Maklef [Carmeli brigade] should receive reinforcements. His job is to occupy South Lebanon after bombing Tyre, Sidon and Beirut from the air. We will also shell Beirut from the sea. Yigal [Alon] should hit Syria [Syrian army] at [Mishmar Haemek] from the East and the North. Our airforce must bomb and destroy Amman. The weak link in the Arab coalition is Lebanon because Muslim authority there is artificial, and easy to undermine. We must establish a Christian state with the Litani River as its southern border (5). We will form an alliance with it.

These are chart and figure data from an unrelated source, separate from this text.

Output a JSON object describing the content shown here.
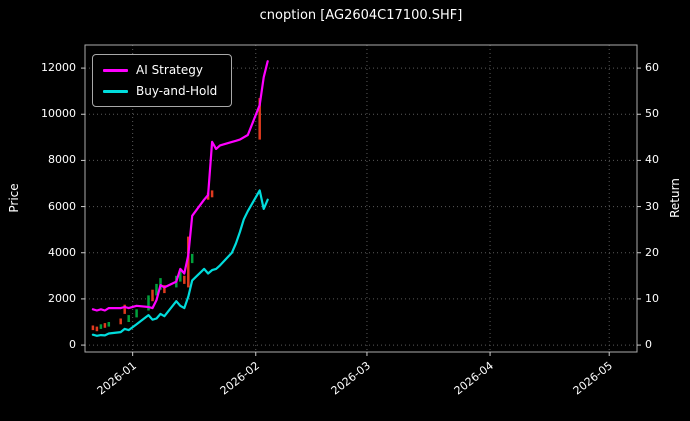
{
  "chart_data": {
    "type": "line",
    "title": "cnoption [AG2604C17100.SHF]",
    "ylabel_left": "Price",
    "ylabel_right": "Return",
    "background": "#000000",
    "grid": true,
    "legend_position": "upper-left",
    "xlim": [
      "2025-12-20",
      "2026-05-08"
    ],
    "x_tick_labels": [
      "2026-01",
      "2026-02",
      "2026-03",
      "2026-04",
      "2026-05"
    ],
    "x_tick_dates": [
      "2026-01-01",
      "2026-02-01",
      "2026-03-01",
      "2026-04-01",
      "2026-05-01"
    ],
    "price_ticks": [
      0,
      2000,
      4000,
      6000,
      8000,
      10000,
      12000
    ],
    "return_ticks": [
      0,
      10,
      20,
      30,
      40,
      50,
      60
    ],
    "price_ylim": [
      -300,
      13000
    ],
    "return_ylim": [
      -1.5,
      65
    ],
    "x": [
      "2025-12-22",
      "2025-12-23",
      "2025-12-24",
      "2025-12-25",
      "2025-12-26",
      "2025-12-29",
      "2025-12-30",
      "2025-12-31",
      "2026-01-02",
      "2026-01-05",
      "2026-01-06",
      "2026-01-07",
      "2026-01-08",
      "2026-01-09",
      "2026-01-12",
      "2026-01-13",
      "2026-01-14",
      "2026-01-15",
      "2026-01-16",
      "2026-01-19",
      "2026-01-20",
      "2026-01-21",
      "2026-01-22",
      "2026-01-23",
      "2026-01-26",
      "2026-01-27",
      "2026-01-28",
      "2026-01-29",
      "2026-01-30",
      "2026-02-02",
      "2026-02-03",
      "2026-02-04"
    ],
    "series": [
      {
        "name": "AI Strategy",
        "color": "#ff00ff",
        "axis": "price",
        "values": [
          1550,
          1500,
          1550,
          1500,
          1600,
          1600,
          1650,
          1600,
          1700,
          1650,
          1600,
          1950,
          2600,
          2500,
          2750,
          3300,
          3100,
          3900,
          5600,
          6300,
          6500,
          8800,
          8500,
          8650,
          8800,
          8850,
          8900,
          9000,
          9100,
          10400,
          11600,
          12300
        ]
      },
      {
        "name": "Buy-and-Hold",
        "color": "#00dcdc",
        "axis": "price",
        "values": [
          450,
          400,
          430,
          420,
          500,
          560,
          700,
          650,
          900,
          1300,
          1100,
          1150,
          1350,
          1250,
          1900,
          1700,
          1600,
          2100,
          2800,
          3300,
          3100,
          3250,
          3300,
          3450,
          4000,
          4400,
          4900,
          5450,
          5800,
          6700,
          5900,
          6300
        ]
      }
    ],
    "candles": [
      [
        "2025-12-22",
        650,
        850,
        "r"
      ],
      [
        "2025-12-23",
        600,
        800,
        "r"
      ],
      [
        "2025-12-24",
        700,
        900,
        "g"
      ],
      [
        "2025-12-25",
        750,
        950,
        "r"
      ],
      [
        "2025-12-26",
        800,
        1000,
        "g"
      ],
      [
        "2025-12-29",
        900,
        1150,
        "r"
      ],
      [
        "2025-12-30",
        1350,
        1750,
        "r"
      ],
      [
        "2025-12-31",
        1000,
        1300,
        "g"
      ],
      [
        "2026-01-02",
        1200,
        1550,
        "g"
      ],
      [
        "2026-01-05",
        1500,
        2150,
        "g"
      ],
      [
        "2026-01-06",
        1900,
        2400,
        "r"
      ],
      [
        "2026-01-07",
        2150,
        2650,
        "g"
      ],
      [
        "2026-01-08",
        2400,
        2900,
        "g"
      ],
      [
        "2026-01-09",
        2250,
        2600,
        "r"
      ],
      [
        "2026-01-12",
        2500,
        3000,
        "g"
      ],
      [
        "2026-01-13",
        2750,
        3250,
        "g"
      ],
      [
        "2026-01-14",
        2650,
        3000,
        "r"
      ],
      [
        "2026-01-15",
        2500,
        4700,
        "r"
      ],
      [
        "2026-01-16",
        3550,
        3950,
        "g"
      ],
      [
        "2026-01-20",
        6300,
        6600,
        "r"
      ],
      [
        "2026-01-21",
        6400,
        6700,
        "r"
      ],
      [
        "2026-02-02",
        8900,
        10700,
        "r"
      ]
    ],
    "candle_colors": {
      "r": "#e03a1e",
      "g": "#00a03c"
    },
    "axis_color": "#ababab",
    "tick_color": "#cccccc"
  }
}
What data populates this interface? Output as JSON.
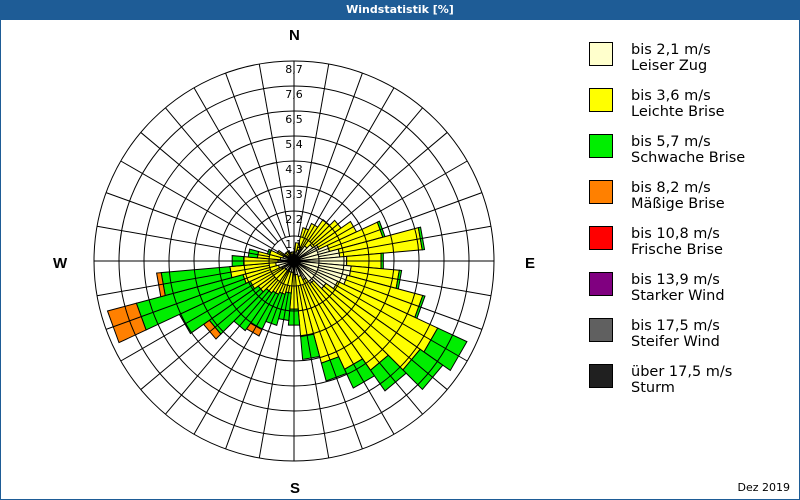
{
  "header": {
    "title": "Windstatistik [%]"
  },
  "compass": {
    "n": "N",
    "e": "E",
    "s": "S",
    "w": "W"
  },
  "footer": {
    "date": "Dez 2019"
  },
  "legend": [
    {
      "label": "bis 2,1 m/s",
      "name": "Leiser Zug",
      "color": "#ffffcc"
    },
    {
      "label": "bis 3,6 m/s",
      "name": "Leichte Brise",
      "color": "#ffff00"
    },
    {
      "label": "bis 5,7 m/s",
      "name": "Schwache Brise",
      "color": "#00ee00"
    },
    {
      "label": "bis 8,2 m/s",
      "name": "Mäßige Brise",
      "color": "#ff8000"
    },
    {
      "label": "bis 10,8 m/s",
      "name": "Frische Brise",
      "color": "#ff0000"
    },
    {
      "label": "bis 13,9 m/s",
      "name": "Starker Wind",
      "color": "#800080"
    },
    {
      "label": "bis 17,5 m/s",
      "name": "Steifer Wind",
      "color": "#606060"
    },
    {
      "label": "über 17,5 m/s",
      "name": "Sturm",
      "color": "#202020"
    }
  ],
  "chart_data": {
    "type": "polar-stacked-bar",
    "title": "Windstatistik [%]",
    "subtitle": "Dez 2019",
    "radial_ticks": [
      "1,1",
      "2,2",
      "3,3",
      "4,3",
      "5,4",
      "6,5",
      "7,6",
      "8,7"
    ],
    "radial_max": 8.7,
    "directions_deg": [
      0,
      10,
      20,
      30,
      40,
      50,
      60,
      70,
      80,
      90,
      100,
      110,
      120,
      130,
      140,
      150,
      160,
      170,
      180,
      190,
      200,
      210,
      220,
      230,
      240,
      250,
      260,
      270,
      280,
      290,
      300,
      310,
      320,
      330,
      340,
      350
    ],
    "series": [
      {
        "name": "bis 2,1 m/s",
        "values": [
          0.3,
          0.4,
          0.5,
          0.6,
          0.8,
          1.0,
          1.2,
          1.6,
          2.0,
          2.3,
          2.5,
          2.4,
          2.1,
          1.7,
          1.2,
          0.9,
          0.7,
          0.6,
          0.6,
          0.5,
          0.5,
          0.5,
          0.5,
          0.5,
          0.6,
          0.7,
          0.8,
          0.7,
          0.6,
          0.5,
          0.4,
          0.3,
          0.3,
          0.3,
          0.3,
          0.3
        ]
      },
      {
        "name": "bis 3,6 m/s",
        "values": [
          0.1,
          0.4,
          1.0,
          1.2,
          1.4,
          1.5,
          1.8,
          2.4,
          3.6,
          1.5,
          2.1,
          3.4,
          4.8,
          5.0,
          4.6,
          4.3,
          3.9,
          2.7,
          1.5,
          0.9,
          1.0,
          1.1,
          1.2,
          1.4,
          1.5,
          1.6,
          2.0,
          1.5,
          1.0,
          0.6,
          0.4,
          0.2,
          0.2,
          0.2,
          0.1,
          0.1
        ]
      },
      {
        "name": "bis 5,7 m/s",
        "values": [
          0.0,
          0.0,
          0.0,
          0.0,
          0.0,
          0.0,
          0.0,
          0.1,
          0.1,
          0.1,
          0.1,
          0.1,
          1.4,
          1.2,
          1.1,
          0.9,
          0.8,
          1.0,
          0.7,
          1.2,
          1.4,
          1.7,
          2.0,
          2.6,
          3.4,
          4.8,
          3.0,
          0.5,
          0.4,
          0.1,
          0.0,
          0.0,
          0.0,
          0.0,
          0.0,
          0.0
        ]
      },
      {
        "name": "bis 8,2 m/s",
        "values": [
          0,
          0,
          0,
          0,
          0,
          0,
          0,
          0,
          0,
          0,
          0,
          0,
          0,
          0,
          0,
          0,
          0,
          0,
          0,
          0,
          0,
          0.3,
          0,
          0.3,
          0,
          1.3,
          0.2,
          0,
          0,
          0,
          0,
          0,
          0,
          0,
          0,
          0
        ]
      },
      {
        "name": "bis 10,8 m/s",
        "values": [
          0,
          0,
          0,
          0,
          0,
          0,
          0,
          0,
          0,
          0,
          0,
          0,
          0,
          0,
          0,
          0,
          0,
          0,
          0,
          0,
          0,
          0,
          0,
          0,
          0,
          0,
          0,
          0,
          0,
          0,
          0,
          0,
          0,
          0,
          0,
          0
        ]
      },
      {
        "name": "bis 13,9 m/s",
        "values": [
          0,
          0,
          0,
          0,
          0,
          0,
          0,
          0,
          0,
          0,
          0,
          0,
          0,
          0,
          0,
          0,
          0,
          0,
          0,
          0,
          0,
          0,
          0,
          0,
          0,
          0,
          0,
          0,
          0,
          0,
          0,
          0,
          0,
          0,
          0,
          0
        ]
      },
      {
        "name": "bis 17,5 m/s",
        "values": [
          0,
          0,
          0,
          0,
          0,
          0,
          0,
          0,
          0,
          0,
          0,
          0,
          0,
          0,
          0,
          0,
          0,
          0,
          0,
          0,
          0,
          0,
          0,
          0,
          0,
          0,
          0,
          0,
          0,
          0,
          0,
          0,
          0,
          0,
          0,
          0
        ]
      },
      {
        "name": "über 17,5 m/s",
        "values": [
          0,
          0,
          0,
          0,
          0,
          0,
          0,
          0,
          0,
          0,
          0,
          0,
          0,
          0,
          0,
          0,
          0,
          0,
          0,
          0,
          0,
          0,
          0,
          0,
          0,
          0,
          0,
          0,
          0,
          0,
          0,
          0,
          0,
          0,
          0,
          0
        ]
      }
    ],
    "legend_position": "right",
    "grid": true
  }
}
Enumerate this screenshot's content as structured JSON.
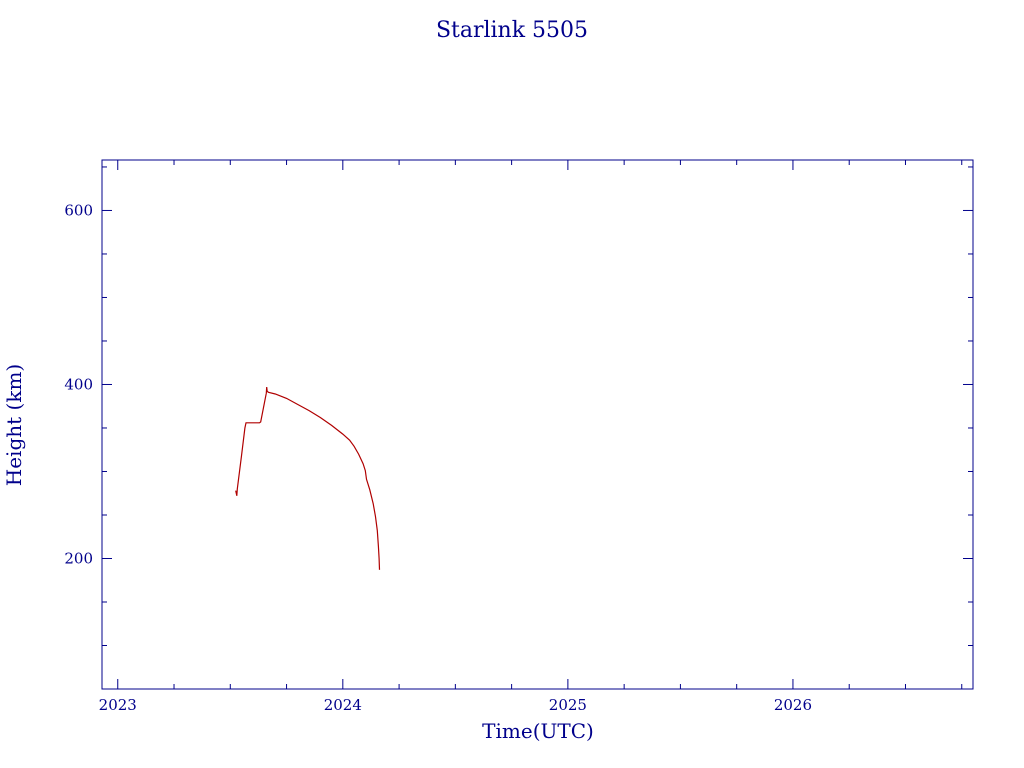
{
  "chart_data": {
    "type": "line",
    "title": "Starlink 5505",
    "xlabel": "Time(UTC)",
    "ylabel": "Height (km)",
    "xlim": [
      2022.93,
      2026.8
    ],
    "ylim": [
      50,
      658
    ],
    "x_ticks": [
      {
        "value": 2023,
        "label": "2023"
      },
      {
        "value": 2024,
        "label": "2024"
      },
      {
        "value": 2025,
        "label": "2025"
      },
      {
        "value": 2026,
        "label": "2026"
      }
    ],
    "x_minor_step": 0.25,
    "y_ticks": [
      {
        "value": 200,
        "label": "200"
      },
      {
        "value": 400,
        "label": "400"
      },
      {
        "value": 600,
        "label": "600"
      }
    ],
    "y_minor_step": 50,
    "grid": false,
    "series": [
      {
        "color": "#b00000",
        "points": [
          [
            2023.524,
            278
          ],
          [
            2023.529,
            272
          ],
          [
            2023.531,
            280
          ],
          [
            2023.55,
            318
          ],
          [
            2023.565,
            350
          ],
          [
            2023.57,
            356
          ],
          [
            2023.63,
            356
          ],
          [
            2023.635,
            357
          ],
          [
            2023.66,
            390
          ],
          [
            2023.662,
            397
          ],
          [
            2023.664,
            392
          ],
          [
            2023.67,
            391
          ],
          [
            2023.7,
            389
          ],
          [
            2023.75,
            384
          ],
          [
            2023.8,
            377
          ],
          [
            2023.85,
            370
          ],
          [
            2023.9,
            362
          ],
          [
            2023.95,
            353
          ],
          [
            2024.0,
            343
          ],
          [
            2024.03,
            336
          ],
          [
            2024.05,
            329
          ],
          [
            2024.07,
            320
          ],
          [
            2024.09,
            309
          ],
          [
            2024.1,
            301
          ],
          [
            2024.105,
            291
          ],
          [
            2024.12,
            279
          ],
          [
            2024.135,
            263
          ],
          [
            2024.145,
            248
          ],
          [
            2024.153,
            232
          ],
          [
            2024.158,
            214
          ],
          [
            2024.161,
            200
          ],
          [
            2024.163,
            187
          ]
        ]
      }
    ]
  }
}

Once we destroy the power of the Arab Legion [the army of Trans-Jordan] we will destroy Tran-Jordan and Syria will then fall. If Egypt dares to continue fighting, we will bomb Port Said, Alexandria and Cairo. This is how we shall end this war and wind up our ancestors’ accounts with Egypt, Ashur and Aram….

-Walid Khalidi
Secretary-General, Institute for Palestine Studies

Notes:

(1) The Hebrew name of the Jewish community in Palestine during the British Mandate
(2) See David Ben-Gurion’s letter to his son Amos, 5 October 1937. [PDF]
(3) See Walid Khalidi “Plan Dalet Revisited” Journal of Palestine Studies Vol XIII, No. 1, #69 Autumn 1988 pp. 3-70.
(4) David Ben-Gurion Yoman Hamilhimah Malhimet Hatzm’ut 1947-1949 (War Diary; War of Independence 1947-1949), eds. Gershon Rivlin, Dr. Ilhanan Oren (Propagation of DBG’s Teachings’ Society, Ministry of Defence Press, Tel Aviv, 1984), p. 454 ff.
(5) This incorporates into Israel the predominantly Shiite region of South Lebanon.